News: Bis über die Ohren und total verrückt
Die Psychiaterin Donatelle Marazziti von der Universität Pisa wollte sich mit solchen unbewiesenen Allgemeinplätzen nicht begnügen und verglich frisch verliebte Studierende mit Menschen, die an einer Zwangsstörung leiden. Letztgenannte quälen ständig zermürbende Angstgefühle, die sie veranlassen, immer wieder ritualisierte Handlungen zu wiederholen. Dabei kann der Zwang, sich zum Beispiel andauernd die Hände zu waschen oder alles exakt rechtwinklig anzuordnen, zum zentralen Punkt im Leben des Patienten werden. 1990 hatte Marazziti entdeckt, daß im Gehirn dieser Menschen der Neurotransmitter Serotonin vermindert war. Serotonin spielt jedoch eine wichtige Rolle als Übermittler von Nervensignalen, besonders wenn es um die Stimmung und emotionale Verfassung geht.

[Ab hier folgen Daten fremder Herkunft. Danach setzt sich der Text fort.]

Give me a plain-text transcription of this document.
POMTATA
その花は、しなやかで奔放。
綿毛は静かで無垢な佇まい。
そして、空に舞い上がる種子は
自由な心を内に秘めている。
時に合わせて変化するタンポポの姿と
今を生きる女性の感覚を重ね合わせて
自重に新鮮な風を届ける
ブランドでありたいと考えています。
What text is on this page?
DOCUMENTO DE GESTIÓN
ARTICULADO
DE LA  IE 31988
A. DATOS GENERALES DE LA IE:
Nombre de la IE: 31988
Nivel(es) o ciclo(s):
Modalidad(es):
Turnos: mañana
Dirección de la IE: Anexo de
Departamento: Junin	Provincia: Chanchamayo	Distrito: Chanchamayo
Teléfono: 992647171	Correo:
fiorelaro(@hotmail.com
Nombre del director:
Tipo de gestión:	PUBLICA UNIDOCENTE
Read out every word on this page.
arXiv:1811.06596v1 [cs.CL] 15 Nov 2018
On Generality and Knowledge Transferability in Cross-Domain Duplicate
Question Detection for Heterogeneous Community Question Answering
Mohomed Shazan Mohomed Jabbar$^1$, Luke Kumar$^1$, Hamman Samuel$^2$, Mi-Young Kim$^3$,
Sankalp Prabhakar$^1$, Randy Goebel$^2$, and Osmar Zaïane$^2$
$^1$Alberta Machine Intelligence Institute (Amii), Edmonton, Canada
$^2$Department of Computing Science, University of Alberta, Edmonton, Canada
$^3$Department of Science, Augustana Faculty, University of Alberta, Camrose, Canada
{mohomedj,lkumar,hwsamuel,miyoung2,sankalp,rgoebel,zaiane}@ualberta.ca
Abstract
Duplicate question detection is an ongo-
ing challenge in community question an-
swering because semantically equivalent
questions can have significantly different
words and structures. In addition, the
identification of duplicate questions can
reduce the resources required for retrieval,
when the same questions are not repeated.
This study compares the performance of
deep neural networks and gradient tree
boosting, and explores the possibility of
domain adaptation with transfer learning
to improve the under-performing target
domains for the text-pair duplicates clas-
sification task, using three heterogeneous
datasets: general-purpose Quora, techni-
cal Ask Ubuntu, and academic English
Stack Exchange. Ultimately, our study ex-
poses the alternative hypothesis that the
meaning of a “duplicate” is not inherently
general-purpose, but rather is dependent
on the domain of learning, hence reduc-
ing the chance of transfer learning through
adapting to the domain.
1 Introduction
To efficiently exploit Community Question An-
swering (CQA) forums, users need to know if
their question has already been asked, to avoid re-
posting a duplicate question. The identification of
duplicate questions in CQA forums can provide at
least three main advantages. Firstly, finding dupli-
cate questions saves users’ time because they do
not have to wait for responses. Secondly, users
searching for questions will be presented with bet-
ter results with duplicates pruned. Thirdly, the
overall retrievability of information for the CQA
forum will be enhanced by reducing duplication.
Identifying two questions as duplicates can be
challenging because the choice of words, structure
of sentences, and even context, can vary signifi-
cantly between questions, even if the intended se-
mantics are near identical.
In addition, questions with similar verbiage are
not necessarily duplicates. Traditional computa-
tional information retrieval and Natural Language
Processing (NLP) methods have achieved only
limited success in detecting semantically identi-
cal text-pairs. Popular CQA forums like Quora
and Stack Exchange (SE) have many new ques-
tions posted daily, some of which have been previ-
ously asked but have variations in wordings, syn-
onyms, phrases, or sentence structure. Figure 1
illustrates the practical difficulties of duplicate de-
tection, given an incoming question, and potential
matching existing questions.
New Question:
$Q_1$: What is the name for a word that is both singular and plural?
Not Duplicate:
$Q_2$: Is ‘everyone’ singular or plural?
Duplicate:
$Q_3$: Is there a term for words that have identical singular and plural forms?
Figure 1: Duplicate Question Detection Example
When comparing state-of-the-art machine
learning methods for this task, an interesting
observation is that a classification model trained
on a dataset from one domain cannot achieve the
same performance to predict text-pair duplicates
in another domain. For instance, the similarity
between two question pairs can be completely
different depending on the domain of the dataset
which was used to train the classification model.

Zusammen mit ihren Teamkollegen untersuchte Marazziti die Serotoninspiegel bei zwanzig frisch verliebten Studierenden sowie zwanzig Personen mit Zwangsstörungen. Zum Erstaunen der Wissenschaftler wiesen beide Gruppen den gleichen Neurotransmittermangel auf (New Scientist vom 31. Juli 1999). "Es wird ja oft gesagt, daß man ein bißchen verrückt sei, wenn man verliebt ist", sagt Marazziti. "Anscheinend ist da was wahres dran."
Für die meisten Verliebten geht das emotionale Abenteuer aber glimpflich aus. Ein Jahr nach dem ersten Test hatten sich die Serotonin-Werte der Studierenden wieder erholt. Doch wie so viele Drogen, die sich auf Botenstoffe im Gehirn auswirken, kann auch Verliebtheit süchtig machen. Die professionelle Partnervermittlerin Lucy Selleck meint: "Anscheinend werden manche Leute süchtig danach, sich zu verlieben." Wenn das Gefühl schwächer zu werden droht, schauen sie sich nach dem nächsten "Aufputsch-Helfer" um. Vielleicht hat die Natur es doch etwas zu gut gemeint mit den Verliebten?